His baggage is well-known. As president of the conservative Mountain States Legal Foundation, he consistently questioned the existence of public lands. “The Founding Fathers intended all lands owned by the federal government to be sold,” he wrote in a 2016 piece for the National Review. As recently as January 2019, Pendley tweeted that the president could sell public lands to pay for the border wall.
These are views that don’t square with running an agency responsible for managing multiple uses on 245 million acres of public lands and preserving them for the benefit of future generations.
Yet, Pendley has managed to distance himself from his own views on public lands by saying they’re not relevant.
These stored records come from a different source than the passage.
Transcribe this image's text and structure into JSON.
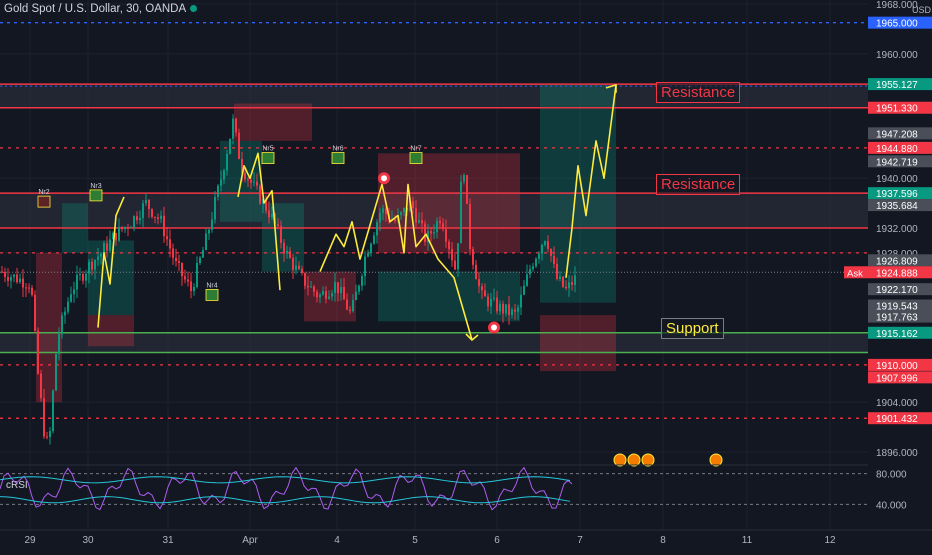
{
  "header": {
    "title": "Gold Spot / U.S. Dollar, 30, OANDA"
  },
  "price_axis": {
    "currency": "USD",
    "tick_labels": [
      "1968.000",
      "1960.000",
      "1940.000",
      "1932.000",
      "1928.000",
      "1904.000",
      "1896.000"
    ],
    "tick_values": [
      1968,
      1960,
      1940,
      1932,
      1928,
      1904,
      1896
    ],
    "badges": [
      {
        "label": "1965.000",
        "value": 1965.0,
        "color": "#2962ff"
      },
      {
        "label": "1955.127",
        "value": 1955.127,
        "color": "#089981"
      },
      {
        "label": "1951.330",
        "value": 1951.33,
        "color": "#f23645"
      },
      {
        "label": "1947.208",
        "value": 1947.208,
        "color": "#4a4e59"
      },
      {
        "label": "1944.880",
        "value": 1944.88,
        "color": "#f23645"
      },
      {
        "label": "1942.719",
        "value": 1942.719,
        "color": "#4a4e59"
      },
      {
        "label": "1937.596",
        "value": 1937.596,
        "color": "#089981"
      },
      {
        "label": "1935.684",
        "value": 1935.684,
        "color": "#4a4e59"
      },
      {
        "label": "1926.809",
        "value": 1926.809,
        "color": "#4a4e59"
      },
      {
        "label": "1924.888",
        "value": 1924.888,
        "color": "#f23645"
      },
      {
        "label": "1922.170",
        "value": 1922.17,
        "color": "#4a4e59"
      },
      {
        "label": "1919.543",
        "value": 1919.543,
        "color": "#4a4e59"
      },
      {
        "label": "1917.763",
        "value": 1917.763,
        "color": "#4a4e59"
      },
      {
        "label": "1915.162",
        "value": 1915.162,
        "color": "#089981"
      },
      {
        "label": "1910.000",
        "value": 1910.0,
        "color": "#f23645"
      },
      {
        "label": "1907.996",
        "value": 1907.996,
        "color": "#f23645"
      },
      {
        "label": "1901.432",
        "value": 1901.432,
        "color": "#f23645"
      }
    ],
    "ask_label": "Ask"
  },
  "time_axis": {
    "labels": [
      "29",
      "30",
      "31",
      "Apr",
      "4",
      "5",
      "6",
      "7",
      "8",
      "11",
      "12"
    ]
  },
  "annotations": {
    "resistance_label": "Resistance",
    "support_label": "Support",
    "trade_markers": [
      "Nr2",
      "Nr3",
      "Nr4",
      "Nr5",
      "Nr6",
      "Nr7"
    ]
  },
  "indicator": {
    "name": "cRSI",
    "tick_labels": [
      "80.000",
      "40.000"
    ],
    "tick_values": [
      80,
      40
    ]
  },
  "colors": {
    "background": "#131722",
    "bull": "#089981",
    "bear": "#f23645",
    "resistance": "#f23645",
    "support": "#4caf50",
    "drawing": "#ffeb3b",
    "crsi": "#b05cf0",
    "bands": "#26c6da"
  },
  "chart_data": {
    "type": "candlestick",
    "title": "Gold Spot / U.S. Dollar, 30, OANDA",
    "y_range": [
      1893,
      1968
    ],
    "horizontal_levels": [
      1965.0,
      1955.127,
      1951.33,
      1944.88,
      1937.596,
      1932.0,
      1928.0,
      1915.162,
      1912.0,
      1910.0,
      1901.432
    ],
    "resistance_levels": [
      1955.127,
      1951.33,
      1937.596,
      1932.0
    ],
    "support_levels": [
      1915.162,
      1912.0
    ]
  }
}
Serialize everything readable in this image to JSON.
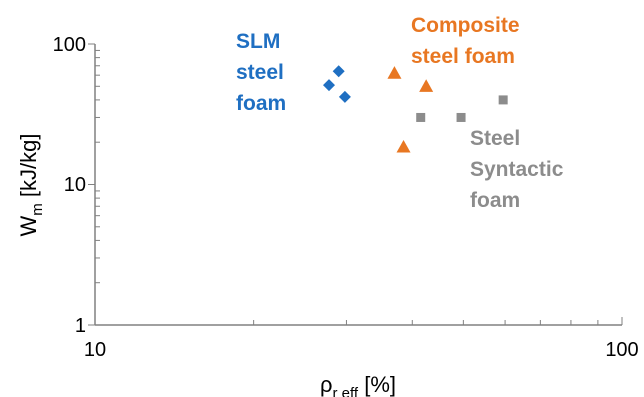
{
  "chart_data": {
    "type": "scatter",
    "title": "",
    "xlabel": {
      "main": "ρ",
      "sub": "r eff",
      "unit": " [%]"
    },
    "ylabel": {
      "main": "W",
      "sub": "m",
      "unit": " [kJ/kg]"
    },
    "xscale": "log",
    "yscale": "log",
    "xlim": [
      10,
      100
    ],
    "ylim": [
      1,
      100
    ],
    "xticks": [
      "10",
      "100"
    ],
    "yticks": [
      "1",
      "10",
      "100"
    ],
    "grid": false,
    "legend": "none",
    "series": [
      {
        "name": "SLM steel foam",
        "label_lines": [
          "SLM",
          "steel",
          "foam"
        ],
        "marker": "diamond",
        "color": "#1F6FC2",
        "points": [
          [
            27.8,
            51
          ],
          [
            29.0,
            64
          ],
          [
            29.8,
            42
          ]
        ]
      },
      {
        "name": "Composite steel foam",
        "label_lines": [
          "Composite",
          "steel foam"
        ],
        "marker": "triangle",
        "color": "#E87722",
        "points": [
          [
            37.0,
            62
          ],
          [
            38.5,
            18.5
          ],
          [
            42.5,
            50
          ]
        ]
      },
      {
        "name": "Steel Syntactic foam",
        "label_lines": [
          "Steel",
          "Syntactic",
          "foam"
        ],
        "marker": "square",
        "color": "#8C8C8C",
        "points": [
          [
            41.5,
            30
          ],
          [
            49.5,
            30
          ],
          [
            59.5,
            40
          ]
        ]
      }
    ]
  }
}
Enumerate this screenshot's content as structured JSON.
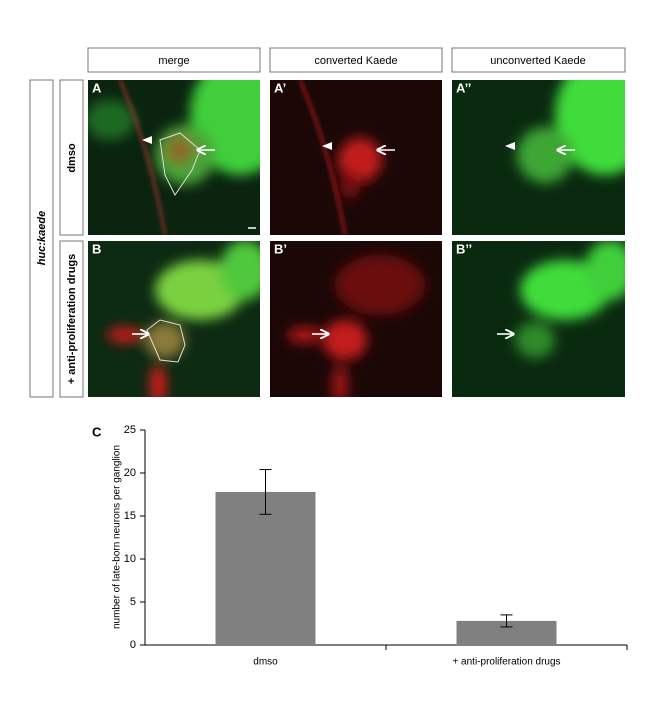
{
  "figure": {
    "column_headers": [
      "merge",
      "converted Kaede",
      "unconverted Kaede"
    ],
    "row_group_label": "huc:kaede",
    "row_labels": [
      "dmso",
      "+ anti-proliferation drugs"
    ],
    "panel_labels": [
      [
        "A",
        "A’",
        "A’’"
      ],
      [
        "B",
        "B’",
        "B’’"
      ]
    ]
  },
  "chart_data": {
    "type": "bar",
    "panel_label": "C",
    "y_label": "number of late-born neurons per ganglion",
    "categories": [
      "dmso",
      "+ anti-proliferation drugs"
    ],
    "values": [
      17.8,
      2.8
    ],
    "errors": [
      2.6,
      0.7
    ],
    "color": "#808080",
    "ylim": [
      0,
      25
    ],
    "yticks": [
      0,
      5,
      10,
      15,
      20,
      25
    ]
  }
}
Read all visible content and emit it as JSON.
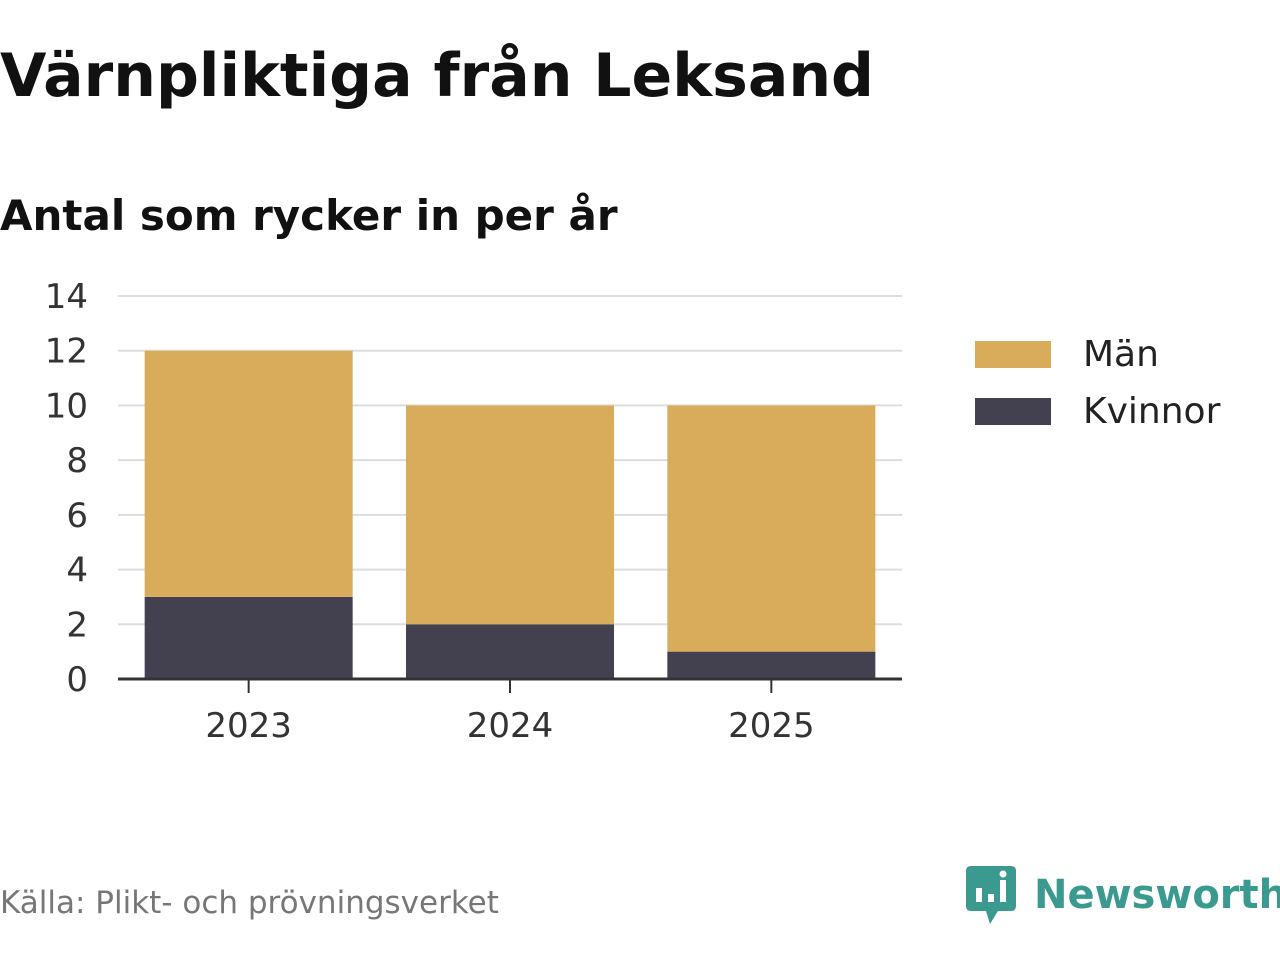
{
  "title": "Värnpliktiga från Leksand",
  "subtitle": "Antal som rycker in per år",
  "source": "Källa: Plikt- och prövningsverket",
  "brand": {
    "name": "Newsworthy",
    "logo_icon": "bar-chart-speech-bubble-icon",
    "color": "#3a9a8f"
  },
  "colors": {
    "man": "#d9ac5b",
    "kvinnor": "#43404f",
    "grid": "#dddddd",
    "axis": "#333333"
  },
  "chart_data": {
    "type": "bar",
    "stacked": true,
    "categories": [
      "2023",
      "2024",
      "2025"
    ],
    "series": [
      {
        "name": "Kvinnor",
        "values": [
          3,
          2,
          1
        ]
      },
      {
        "name": "Män",
        "values": [
          9,
          8,
          9
        ]
      }
    ],
    "ylim": [
      0,
      14
    ],
    "yticks": [
      "0",
      "2",
      "4",
      "6",
      "8",
      "10",
      "12",
      "14"
    ],
    "grid": true,
    "legend_position": "right",
    "legend": [
      "Män",
      "Kvinnor"
    ]
  }
}
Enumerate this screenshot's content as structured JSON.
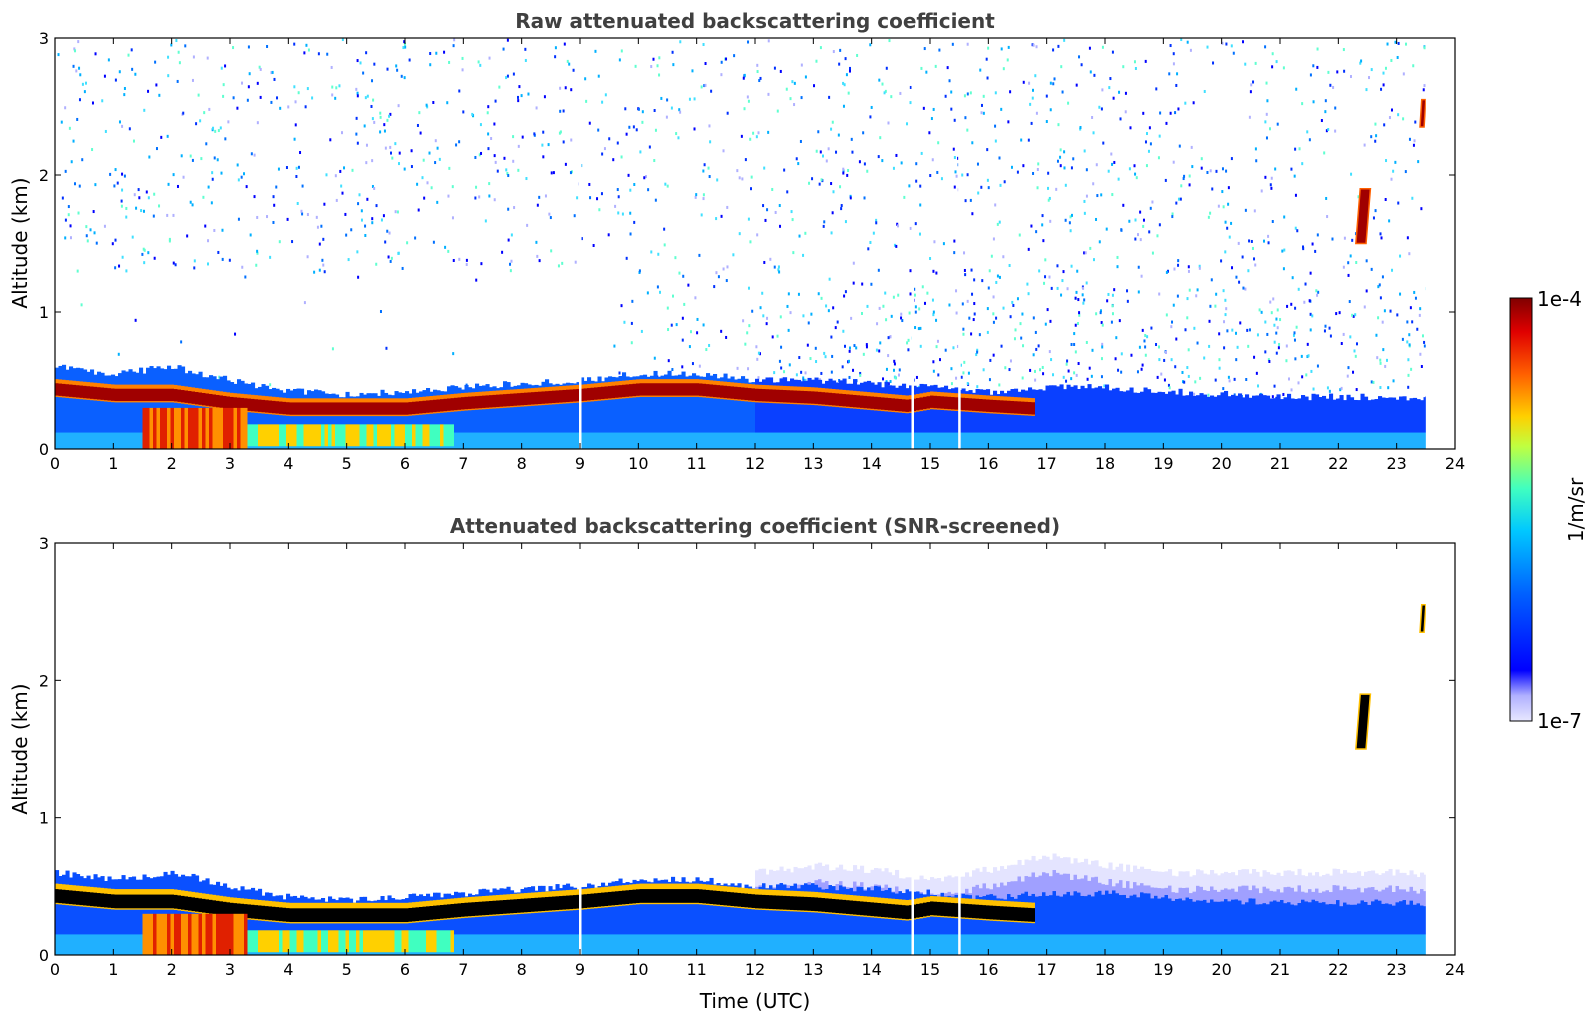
{
  "chart_data": [
    {
      "type": "heatmap",
      "title": "Raw attenuated backscattering coefficient",
      "xlabel": "",
      "ylabel": "Altitude (km)",
      "xlim": [
        0,
        24
      ],
      "ylim": [
        0,
        3
      ],
      "x_ticks": [
        "0",
        "1",
        "2",
        "3",
        "4",
        "5",
        "6",
        "7",
        "8",
        "9",
        "10",
        "11",
        "12",
        "13",
        "14",
        "15",
        "16",
        "17",
        "18",
        "19",
        "20",
        "21",
        "22",
        "23",
        "24"
      ],
      "y_ticks": [
        "0",
        "1",
        "2",
        "3"
      ],
      "data_end_time": 23.5,
      "gaps": [
        9.0,
        14.7,
        15.5
      ],
      "aerosol_layer_top_km": [
        [
          0,
          0.6
        ],
        [
          1,
          0.55
        ],
        [
          2,
          0.6
        ],
        [
          3,
          0.5
        ],
        [
          4,
          0.42
        ],
        [
          5,
          0.4
        ],
        [
          6,
          0.42
        ],
        [
          7,
          0.45
        ],
        [
          8,
          0.48
        ],
        [
          9,
          0.5
        ],
        [
          10,
          0.55
        ],
        [
          11,
          0.55
        ],
        [
          12,
          0.5
        ],
        [
          13,
          0.5
        ],
        [
          14,
          0.48
        ],
        [
          15,
          0.45
        ],
        [
          16,
          0.42
        ],
        [
          17,
          0.45
        ],
        [
          18,
          0.45
        ],
        [
          19,
          0.42
        ],
        [
          20,
          0.4
        ],
        [
          21,
          0.38
        ],
        [
          22,
          0.38
        ],
        [
          23,
          0.38
        ],
        [
          23.5,
          0.38
        ]
      ],
      "strong_layer_km": [
        [
          0,
          0.42
        ],
        [
          1,
          0.38
        ],
        [
          2,
          0.38
        ],
        [
          3,
          0.32
        ],
        [
          4,
          0.28
        ],
        [
          5,
          0.28
        ],
        [
          6,
          0.28
        ],
        [
          7,
          0.32
        ],
        [
          8,
          0.35
        ],
        [
          9,
          0.38
        ],
        [
          10,
          0.42
        ],
        [
          11,
          0.42
        ],
        [
          12,
          0.38
        ],
        [
          13,
          0.36
        ],
        [
          14.6,
          0.3
        ],
        [
          15,
          0.33
        ],
        [
          16,
          0.3
        ],
        [
          16.8,
          0.28
        ]
      ],
      "cloud_features": [
        {
          "t_start": 22.3,
          "t_end": 22.55,
          "alt_low_km": 1.5,
          "alt_high_km": 1.9
        },
        {
          "t_start": 23.4,
          "t_end": 23.5,
          "alt_low_km": 2.35,
          "alt_high_km": 2.55
        }
      ]
    },
    {
      "type": "heatmap",
      "title": "Attenuated backscattering coefficient (SNR-screened)",
      "xlabel": "Time (UTC)",
      "ylabel": "Altitude (km)",
      "xlim": [
        0,
        24
      ],
      "ylim": [
        0,
        3
      ],
      "x_ticks": [
        "0",
        "1",
        "2",
        "3",
        "4",
        "5",
        "6",
        "7",
        "8",
        "9",
        "10",
        "11",
        "12",
        "13",
        "14",
        "15",
        "16",
        "17",
        "18",
        "19",
        "20",
        "21",
        "22",
        "23",
        "24"
      ],
      "y_ticks": [
        "0",
        "1",
        "2",
        "3"
      ],
      "data_end_time": 23.5,
      "gaps": [
        9.0,
        14.7,
        15.5
      ],
      "low_signal_top_km": [
        [
          12,
          0.6
        ],
        [
          13,
          0.65
        ],
        [
          14,
          0.62
        ],
        [
          15,
          0.55
        ],
        [
          16,
          0.62
        ],
        [
          17,
          0.72
        ],
        [
          18,
          0.65
        ],
        [
          19,
          0.6
        ],
        [
          20,
          0.6
        ],
        [
          21,
          0.6
        ],
        [
          22,
          0.6
        ],
        [
          23,
          0.6
        ],
        [
          23.5,
          0.58
        ]
      ],
      "cloud_features": [
        {
          "t_start": 22.3,
          "t_end": 22.55,
          "alt_low_km": 1.5,
          "alt_high_km": 1.9
        },
        {
          "t_start": 23.4,
          "t_end": 23.5,
          "alt_low_km": 2.35,
          "alt_high_km": 2.55
        }
      ]
    }
  ],
  "colorbar": {
    "top_label": "1e-4",
    "bottom_label": "1e-7",
    "unit_label": "1/m/sr",
    "colormap": "jet",
    "colors": [
      "#e8e8ff",
      "#c0c0ff",
      "#0000ff",
      "#0050ff",
      "#00c0ff",
      "#40ffc0",
      "#c0ff40",
      "#ffd000",
      "#ff6000",
      "#e00000",
      "#800000"
    ]
  }
}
We could continue to argue that it matters little who is sitting in the BLM director’s chair.
Perhaps most importantly, moving the BLM’s headquarters to Grand Junction was a stroke of genius because it requires whoever holds the director’s title to live with those who are most affected by BLM policy.
But Pendley has managed to disqualify himself from the position. More disqualifying than his identity as a sagebrush rebel, in our opinion, are his views on the Black Lives Matter movement.
Pendley has been the face of a fringe movement against federal ownership of public lands, only to be nominated as one of the country’s chief custodians of public lands. He’s the last person who should be criticizing other movements given the incredible pass he’s received thus far over what many consider disqualifying positions on public lands policy.
What this means to you
A Grand Junction Daily Sentinel editorial strongly opposes William Perry Pendley’s nomination to serve as the director of the Bureau of Land Management, now headquartered in Grand Junction.